Bref, pour interroger l’applicabilité du mythe à la situation présente, c’est le sort fait à nos mort qu’il faudrait peut-être questionner, et non le simple principe de l’opposition à la loi civile. A ce sujet, le livre de l’historien Thomas Laqueur sur Le travail des morts est précieux.
Merci, quoiqu’il en soit, pour vos chroniques toujours stimulantes et pleines de vie, justement.
Superbe intervention de Laélia Véron, comme à l'accoutumée. Il y a aussi l'ouvrage de George Steiner "Les Antigones" pour approfondir "les ambiguïtés du devoir qui dictent et l'amour et le droit".
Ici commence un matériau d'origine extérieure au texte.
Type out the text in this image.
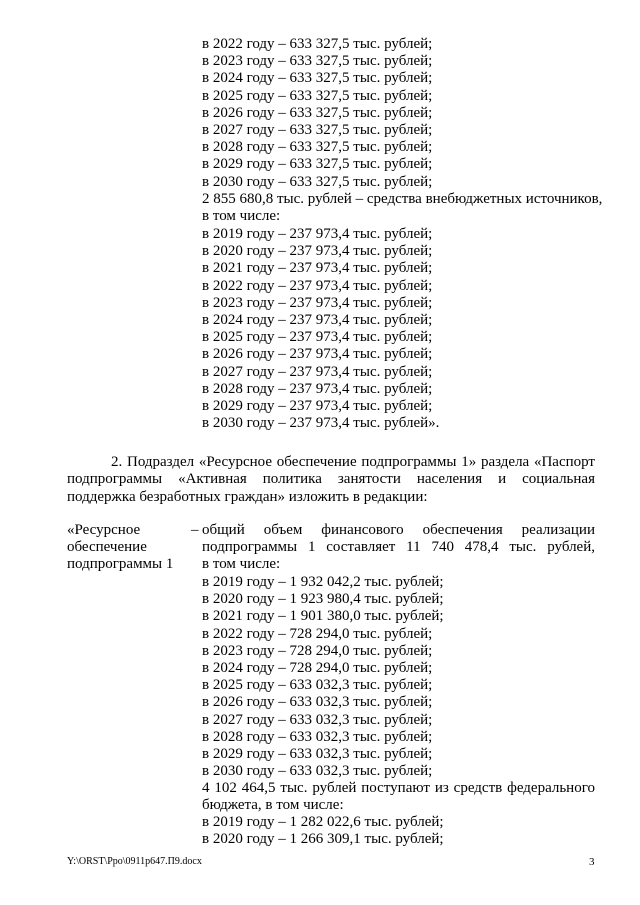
в 2022 году – 633 327,5 тыс. рублей;
в 2023 году – 633 327,5 тыс. рублей;
в 2024 году – 633 327,5 тыс. рублей;
в 2025 году – 633 327,5 тыс. рублей;
в 2026 году – 633 327,5 тыс. рублей;
в 2027 году – 633 327,5 тыс. рублей;
в 2028 году – 633 327,5 тыс. рублей;
в 2029 году – 633 327,5 тыс. рублей;
в 2030 году – 633 327,5 тыс. рублей;
2 855 680,8 тыс. рублей – средства внебюджетных источников,
в том числе:
в 2019 году – 237 973,4 тыс. рублей;
в 2020 году – 237 973,4 тыс. рублей;
в 2021 году – 237 973,4 тыс. рублей;
в 2022 году – 237 973,4 тыс. рублей;
в 2023 году – 237 973,4 тыс. рублей;
в 2024 году – 237 973,4 тыс. рублей;
в 2025 году – 237 973,4 тыс. рублей;
в 2026 году – 237 973,4 тыс. рублей;
в 2027 году – 237 973,4 тыс. рублей;
в 2028 году – 237 973,4 тыс. рублей;
в 2029 году – 237 973,4 тыс. рублей;
в 2030 году – 237 973,4 тыс. рублей».
2. Подраздел «Ресурсное обеспечение подпрограммы 1» раздела «Паспорт
подпрограммы «Активная политика занятости населения и социальная
поддержка безработных граждан» изложить в редакции:
«Ресурсное
обеспечение
подпрограммы 1
– общий объем финансового обеспечения реализации
подпрограммы 1 составляет 11 740 478,4 тыс. рублей,
в том числе:
в 2019 году – 1 932 042,2 тыс. рублей;
в 2020 году – 1 923 980,4 тыс. рублей;
в 2021 году – 1 901 380,0 тыс. рублей;
в 2022 году – 728 294,0 тыс. рублей;
в 2023 году – 728 294,0 тыс. рублей;
в 2024 году – 728 294,0 тыс. рублей;
в 2025 году – 633 032,3 тыс. рублей;
в 2026 году – 633 032,3 тыс. рублей;
в 2027 году – 633 032,3 тыс. рублей;
в 2028 году – 633 032,3 тыс. рублей;
в 2029 году – 633 032,3 тыс. рублей;
в 2030 году – 633 032,3 тыс. рублей;
4 102 464,5 тыс. рублей поступают из средств федерального
бюджета, в том числе:
в 2019 году – 1 282 022,6 тыс. рублей;
в 2020 году – 1 266 309,1 тыс. рублей;
Y:\ORST\Ppo\0911p647.П9.docx	3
dans le conflit autour de l'adieu aux proches mourants ou morts, Laélia Véron oublie tout simplement la dimension anthropologique. Il ne s'agit pas seulement d'une opposition entre le sacré et la loi, entre la religion et la société civile mais d'un rapport anthropologique avec nos parents, nos enfants, nos ancêtres qui nous constituent en tant qu'êtres humains. Ces rites mortuaires existaient bien avant l'apparition des religions.
Et Ismène, l'autre face d'Antigone ? Elle qui veut, face à la passion d'Antigone dont le résultat sera quand même une belle hécatombe, que la vie continue. Les deux soeurs sont pourtant le pendant des deux frères. Mais on résume toujours Antigone à une histoire d'hommes. Dans la société patriarcale d'hier et d'encore aujourd'hui, Ismène est finalement dégagée comme la bobonne qui ne pense qu'au mariage et à la reproduction. On ne s'intéresse qu'au face face Antigone/Créon. Comme si une femme ne pouvait être intéressante que quand elle se confronte à un homme.
Ismène veut que se poursuive la vie, elle n'est pas que le porte-voix de Créon, elle est aussi la vie têtue, la vie qui voudrait bien se poursuivre pendant que s'affrontent les orgueils, tous les orgueils.
Ce qui est intéressant dans les propos de Laélia Véron, qui sont bien dans le modèle culturel dominant :-), c'est qu'elle parle d'identitéS, alors qu'il s'agit d'appartenance à différents Groupes Sociaux.
Et je ne suis pas sûr que les anciens Grecs se pensaient en individus singuliers quand il s'agissait de la vie de la Cité.
C'est là toute la différence d'appréciation qui fait aussi toute la différence Politique. Et c'est ce qui explique l'élection de Macron.
Si, si... laissez votre cerveau y penser...:-)
Mélenchon parle d'aller tenir la main à ses parents mourants.
Pas d'aller visiter des anciens en EHPAD.
Donc il s'agit bien du rapport à la mort d'un proche.
Et d'ailleurs, sur son Blog, en relation avec cette intervention télé, il montre bien que c'est du rapport à la mort le fond de son appel à Sophocle-Antigone et non du rapport à la Loi.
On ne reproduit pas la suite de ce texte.